Foi a vez de Jefferson assentir.
— Falamos com a polícia — respondeu. — Nos disseram que Abelone não foi o único a roubar a joia. Havia uma mulher desconhecida com ele, mas apenas ele foi capturado. Pensamos que pudesse ter alguma ideia de quem pudesse ser.
'Josué tentou lembrar-se de qualquer menção a alguma cúmplice de crimes nas histórias que ouvira — e inventara — sobre Cédric, mas nada lhe veio à mente.

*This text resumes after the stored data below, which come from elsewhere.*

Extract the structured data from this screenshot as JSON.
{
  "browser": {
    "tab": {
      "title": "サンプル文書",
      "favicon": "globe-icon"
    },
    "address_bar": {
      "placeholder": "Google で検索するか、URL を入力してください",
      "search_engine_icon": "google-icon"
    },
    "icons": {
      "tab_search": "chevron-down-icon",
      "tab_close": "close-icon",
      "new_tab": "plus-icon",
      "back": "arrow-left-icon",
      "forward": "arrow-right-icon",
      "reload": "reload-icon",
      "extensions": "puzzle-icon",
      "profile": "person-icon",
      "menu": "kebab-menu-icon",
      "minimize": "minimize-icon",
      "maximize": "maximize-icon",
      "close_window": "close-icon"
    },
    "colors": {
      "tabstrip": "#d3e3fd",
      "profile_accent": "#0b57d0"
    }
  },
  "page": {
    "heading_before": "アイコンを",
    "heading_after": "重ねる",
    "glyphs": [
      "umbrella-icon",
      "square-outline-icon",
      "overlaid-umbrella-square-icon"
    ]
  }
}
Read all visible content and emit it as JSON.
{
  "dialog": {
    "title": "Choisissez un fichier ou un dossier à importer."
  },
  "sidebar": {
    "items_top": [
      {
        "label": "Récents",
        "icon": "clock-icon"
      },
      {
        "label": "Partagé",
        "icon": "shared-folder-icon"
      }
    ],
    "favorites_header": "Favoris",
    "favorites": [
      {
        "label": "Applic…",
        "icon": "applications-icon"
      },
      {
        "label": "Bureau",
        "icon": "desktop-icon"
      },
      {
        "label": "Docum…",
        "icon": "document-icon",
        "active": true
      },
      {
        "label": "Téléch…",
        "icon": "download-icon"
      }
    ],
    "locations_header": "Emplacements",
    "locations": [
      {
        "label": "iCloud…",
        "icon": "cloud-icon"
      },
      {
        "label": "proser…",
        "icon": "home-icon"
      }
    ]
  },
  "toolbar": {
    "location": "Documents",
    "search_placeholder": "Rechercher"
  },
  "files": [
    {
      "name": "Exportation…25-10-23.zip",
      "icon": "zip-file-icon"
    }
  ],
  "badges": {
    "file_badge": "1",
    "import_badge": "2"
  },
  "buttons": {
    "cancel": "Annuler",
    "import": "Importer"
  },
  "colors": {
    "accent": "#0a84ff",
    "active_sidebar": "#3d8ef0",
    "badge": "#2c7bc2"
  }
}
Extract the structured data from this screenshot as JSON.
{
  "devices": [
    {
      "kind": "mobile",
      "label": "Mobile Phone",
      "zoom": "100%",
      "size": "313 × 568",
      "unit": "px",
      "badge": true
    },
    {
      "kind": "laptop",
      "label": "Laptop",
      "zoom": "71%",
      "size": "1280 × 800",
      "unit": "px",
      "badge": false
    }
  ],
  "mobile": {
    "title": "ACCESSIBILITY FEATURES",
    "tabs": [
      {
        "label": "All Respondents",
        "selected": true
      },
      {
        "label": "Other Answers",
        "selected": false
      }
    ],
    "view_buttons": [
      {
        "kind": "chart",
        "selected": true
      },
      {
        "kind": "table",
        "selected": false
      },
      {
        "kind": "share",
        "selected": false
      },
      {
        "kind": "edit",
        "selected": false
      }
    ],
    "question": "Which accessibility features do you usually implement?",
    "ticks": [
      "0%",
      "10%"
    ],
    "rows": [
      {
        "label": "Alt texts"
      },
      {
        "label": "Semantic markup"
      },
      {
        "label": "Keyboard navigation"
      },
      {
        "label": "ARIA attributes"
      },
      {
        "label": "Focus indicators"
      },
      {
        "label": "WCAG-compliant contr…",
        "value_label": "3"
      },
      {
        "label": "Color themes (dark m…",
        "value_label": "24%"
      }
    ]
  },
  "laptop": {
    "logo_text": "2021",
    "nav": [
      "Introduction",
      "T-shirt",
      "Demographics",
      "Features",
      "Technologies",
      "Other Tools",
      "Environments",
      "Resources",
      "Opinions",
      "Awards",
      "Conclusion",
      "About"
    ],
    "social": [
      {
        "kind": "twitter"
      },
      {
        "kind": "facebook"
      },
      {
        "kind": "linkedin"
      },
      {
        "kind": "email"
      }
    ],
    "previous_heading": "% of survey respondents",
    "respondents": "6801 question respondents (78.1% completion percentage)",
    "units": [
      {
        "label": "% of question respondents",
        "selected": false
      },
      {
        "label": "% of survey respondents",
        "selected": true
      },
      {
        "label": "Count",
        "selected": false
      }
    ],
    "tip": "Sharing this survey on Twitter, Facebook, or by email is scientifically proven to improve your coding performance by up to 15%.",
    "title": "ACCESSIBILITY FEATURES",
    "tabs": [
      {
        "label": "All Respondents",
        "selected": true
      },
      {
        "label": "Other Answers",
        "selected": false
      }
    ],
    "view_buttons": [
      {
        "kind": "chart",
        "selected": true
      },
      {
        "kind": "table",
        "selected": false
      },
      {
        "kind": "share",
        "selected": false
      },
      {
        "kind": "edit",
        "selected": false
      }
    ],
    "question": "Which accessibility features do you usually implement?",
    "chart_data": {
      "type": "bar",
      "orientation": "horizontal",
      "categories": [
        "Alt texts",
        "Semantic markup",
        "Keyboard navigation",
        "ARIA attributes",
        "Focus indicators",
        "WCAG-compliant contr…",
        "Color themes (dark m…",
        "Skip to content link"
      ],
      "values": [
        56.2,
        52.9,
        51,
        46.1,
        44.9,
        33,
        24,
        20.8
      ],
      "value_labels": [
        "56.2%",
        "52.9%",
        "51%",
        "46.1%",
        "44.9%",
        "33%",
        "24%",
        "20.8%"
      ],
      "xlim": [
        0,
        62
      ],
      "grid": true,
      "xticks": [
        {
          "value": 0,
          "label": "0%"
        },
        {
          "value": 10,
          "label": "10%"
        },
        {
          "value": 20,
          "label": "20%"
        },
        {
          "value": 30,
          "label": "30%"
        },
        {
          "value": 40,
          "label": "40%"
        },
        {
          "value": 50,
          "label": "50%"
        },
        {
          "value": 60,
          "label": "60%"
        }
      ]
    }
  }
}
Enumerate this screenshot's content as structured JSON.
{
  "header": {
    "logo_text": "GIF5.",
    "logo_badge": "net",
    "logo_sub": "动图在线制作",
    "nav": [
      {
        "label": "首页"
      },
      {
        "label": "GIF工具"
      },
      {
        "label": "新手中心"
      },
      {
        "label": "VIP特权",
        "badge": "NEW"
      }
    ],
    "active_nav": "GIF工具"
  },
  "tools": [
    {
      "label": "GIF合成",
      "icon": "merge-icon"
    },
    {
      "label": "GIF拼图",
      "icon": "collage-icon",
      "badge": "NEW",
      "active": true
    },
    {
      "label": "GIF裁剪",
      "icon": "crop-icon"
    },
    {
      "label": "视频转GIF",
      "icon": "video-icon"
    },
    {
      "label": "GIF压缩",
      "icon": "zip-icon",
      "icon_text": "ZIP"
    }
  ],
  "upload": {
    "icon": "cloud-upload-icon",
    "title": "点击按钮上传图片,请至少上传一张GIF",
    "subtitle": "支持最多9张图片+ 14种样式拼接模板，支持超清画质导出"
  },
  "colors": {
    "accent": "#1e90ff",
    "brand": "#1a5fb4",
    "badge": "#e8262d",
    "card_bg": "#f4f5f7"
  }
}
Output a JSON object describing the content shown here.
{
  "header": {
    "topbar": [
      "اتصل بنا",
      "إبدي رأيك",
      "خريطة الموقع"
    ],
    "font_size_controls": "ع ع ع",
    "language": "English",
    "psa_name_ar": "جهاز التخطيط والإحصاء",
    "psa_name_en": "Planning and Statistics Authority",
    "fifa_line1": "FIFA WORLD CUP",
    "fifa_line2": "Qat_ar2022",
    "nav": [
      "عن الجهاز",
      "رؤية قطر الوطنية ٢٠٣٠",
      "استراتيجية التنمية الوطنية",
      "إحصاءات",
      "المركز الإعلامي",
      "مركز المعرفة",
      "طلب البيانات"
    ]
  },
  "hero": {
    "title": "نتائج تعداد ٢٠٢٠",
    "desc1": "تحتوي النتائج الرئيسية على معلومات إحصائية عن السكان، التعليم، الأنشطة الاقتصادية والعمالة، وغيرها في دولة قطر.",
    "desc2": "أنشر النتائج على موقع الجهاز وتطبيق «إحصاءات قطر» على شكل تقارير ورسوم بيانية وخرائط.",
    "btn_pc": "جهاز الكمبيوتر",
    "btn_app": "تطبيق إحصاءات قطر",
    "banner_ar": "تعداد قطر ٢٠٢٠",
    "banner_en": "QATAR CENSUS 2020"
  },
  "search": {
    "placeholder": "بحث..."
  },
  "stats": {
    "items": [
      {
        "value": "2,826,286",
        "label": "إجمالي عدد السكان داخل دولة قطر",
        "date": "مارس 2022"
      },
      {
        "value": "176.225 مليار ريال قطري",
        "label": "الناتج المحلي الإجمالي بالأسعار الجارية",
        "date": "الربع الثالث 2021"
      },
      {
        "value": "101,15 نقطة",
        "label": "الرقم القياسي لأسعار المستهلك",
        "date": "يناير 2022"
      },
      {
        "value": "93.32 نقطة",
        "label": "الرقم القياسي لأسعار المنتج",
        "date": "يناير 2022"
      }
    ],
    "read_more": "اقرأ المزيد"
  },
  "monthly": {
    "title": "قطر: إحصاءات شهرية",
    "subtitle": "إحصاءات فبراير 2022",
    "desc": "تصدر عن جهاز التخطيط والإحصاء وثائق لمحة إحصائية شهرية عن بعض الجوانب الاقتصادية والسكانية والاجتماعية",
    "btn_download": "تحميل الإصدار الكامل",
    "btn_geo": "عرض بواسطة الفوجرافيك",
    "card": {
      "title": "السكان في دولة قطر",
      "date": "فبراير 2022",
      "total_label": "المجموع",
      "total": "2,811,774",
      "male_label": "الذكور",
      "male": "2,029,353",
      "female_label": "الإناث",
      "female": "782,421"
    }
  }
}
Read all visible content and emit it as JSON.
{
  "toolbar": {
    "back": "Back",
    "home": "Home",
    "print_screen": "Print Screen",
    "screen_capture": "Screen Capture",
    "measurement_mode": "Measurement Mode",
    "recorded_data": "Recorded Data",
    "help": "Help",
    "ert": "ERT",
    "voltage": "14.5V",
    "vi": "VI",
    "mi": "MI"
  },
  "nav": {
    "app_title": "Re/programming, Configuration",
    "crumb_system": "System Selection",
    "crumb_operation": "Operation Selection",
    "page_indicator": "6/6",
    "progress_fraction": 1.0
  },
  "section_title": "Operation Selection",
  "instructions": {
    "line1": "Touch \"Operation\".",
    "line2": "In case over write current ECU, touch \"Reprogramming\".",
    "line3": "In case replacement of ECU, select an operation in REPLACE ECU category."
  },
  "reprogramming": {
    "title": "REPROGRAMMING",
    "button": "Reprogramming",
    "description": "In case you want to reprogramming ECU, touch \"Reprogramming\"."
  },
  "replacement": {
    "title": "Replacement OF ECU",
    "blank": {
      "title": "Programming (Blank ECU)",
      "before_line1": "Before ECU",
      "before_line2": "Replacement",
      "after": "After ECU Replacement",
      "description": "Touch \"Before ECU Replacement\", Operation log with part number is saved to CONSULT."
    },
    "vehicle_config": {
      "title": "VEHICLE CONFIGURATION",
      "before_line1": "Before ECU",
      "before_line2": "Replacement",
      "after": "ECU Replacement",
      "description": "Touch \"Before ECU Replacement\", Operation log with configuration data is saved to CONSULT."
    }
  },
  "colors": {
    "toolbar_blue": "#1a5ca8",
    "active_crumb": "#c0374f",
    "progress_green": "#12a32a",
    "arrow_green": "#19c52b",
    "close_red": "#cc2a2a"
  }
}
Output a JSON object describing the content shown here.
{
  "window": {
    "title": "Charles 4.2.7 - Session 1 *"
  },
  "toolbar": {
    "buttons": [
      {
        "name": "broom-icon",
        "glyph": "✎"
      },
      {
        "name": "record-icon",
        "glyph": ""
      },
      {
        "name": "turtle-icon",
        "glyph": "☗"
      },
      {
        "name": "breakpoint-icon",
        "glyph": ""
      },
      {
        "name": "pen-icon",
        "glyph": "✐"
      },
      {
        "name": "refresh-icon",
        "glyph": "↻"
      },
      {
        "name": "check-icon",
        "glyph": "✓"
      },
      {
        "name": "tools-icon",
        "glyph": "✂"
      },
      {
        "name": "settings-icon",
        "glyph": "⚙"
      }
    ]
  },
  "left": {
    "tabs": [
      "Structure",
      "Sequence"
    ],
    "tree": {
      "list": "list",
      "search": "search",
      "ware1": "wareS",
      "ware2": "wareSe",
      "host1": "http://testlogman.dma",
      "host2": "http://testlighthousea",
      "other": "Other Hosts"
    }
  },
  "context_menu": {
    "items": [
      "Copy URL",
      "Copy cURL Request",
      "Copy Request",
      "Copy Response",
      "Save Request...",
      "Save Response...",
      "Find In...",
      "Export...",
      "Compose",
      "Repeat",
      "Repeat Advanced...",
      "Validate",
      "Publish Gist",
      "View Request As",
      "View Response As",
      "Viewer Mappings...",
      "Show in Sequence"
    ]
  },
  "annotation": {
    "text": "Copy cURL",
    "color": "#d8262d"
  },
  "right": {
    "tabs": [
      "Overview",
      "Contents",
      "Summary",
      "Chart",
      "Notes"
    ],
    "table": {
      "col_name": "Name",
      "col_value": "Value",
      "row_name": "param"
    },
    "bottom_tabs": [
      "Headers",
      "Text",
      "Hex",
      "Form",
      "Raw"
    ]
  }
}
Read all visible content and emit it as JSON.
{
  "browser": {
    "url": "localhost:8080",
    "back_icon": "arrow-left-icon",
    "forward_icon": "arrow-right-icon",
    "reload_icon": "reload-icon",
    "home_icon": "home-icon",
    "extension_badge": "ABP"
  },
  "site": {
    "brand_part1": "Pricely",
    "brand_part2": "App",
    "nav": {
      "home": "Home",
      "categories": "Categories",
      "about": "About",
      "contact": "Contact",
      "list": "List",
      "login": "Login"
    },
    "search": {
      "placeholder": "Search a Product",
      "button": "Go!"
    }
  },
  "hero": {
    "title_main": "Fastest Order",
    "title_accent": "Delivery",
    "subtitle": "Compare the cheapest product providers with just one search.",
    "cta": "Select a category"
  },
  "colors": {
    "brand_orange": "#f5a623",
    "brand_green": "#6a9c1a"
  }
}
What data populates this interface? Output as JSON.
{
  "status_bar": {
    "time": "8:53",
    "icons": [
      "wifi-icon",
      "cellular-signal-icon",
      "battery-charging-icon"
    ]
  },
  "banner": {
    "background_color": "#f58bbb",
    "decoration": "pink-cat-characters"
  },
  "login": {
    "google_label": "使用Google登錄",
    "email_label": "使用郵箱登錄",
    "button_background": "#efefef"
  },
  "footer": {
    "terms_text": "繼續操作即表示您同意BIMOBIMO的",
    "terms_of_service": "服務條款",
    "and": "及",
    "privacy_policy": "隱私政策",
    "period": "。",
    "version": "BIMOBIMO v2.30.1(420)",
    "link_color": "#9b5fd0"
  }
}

— Lamento, senhores, mas...
Eles nunca tiveram a oportunidade de descobrir pelo que o padre lamentava, pois a fala do clérigo foi interrompida por um grito do cômodo ao lado. Os quatro se viraram para a porta no momento em que a detetive Harper entrava por ela correndo com o celular em mãos, já com a chamada encerrada.
— Era Giselle — explicou, um pouco mais alto que o necessário. Percebendo isso, se corrigiu: — Era Giselle — repetiu, um pouco mais baixo. — Pegou o celular da mãe para me ligar. Ela não tem telefone, o que acho até bom. Ela não precisa de um, esse vilarejo é tão pequeno... Se bem que ela já tem dezesseis anos. Eu sempre tenho dificuldade para identificar a idade de alguém jovem, ela me parece ter uns treze anos para ser sincera...
— Elsie — Dawil a chamou.
— Ah sim, desculpe.
Ela então retomou o fio da meada.
— Era Giselle — repetiu. — Estava desesperada. Nós precisamos nos encontrar com ela agora. O corpo na floresta... — Ela olhou nos olhos de cada um dos colegas. — ...não era de Marcel Gray.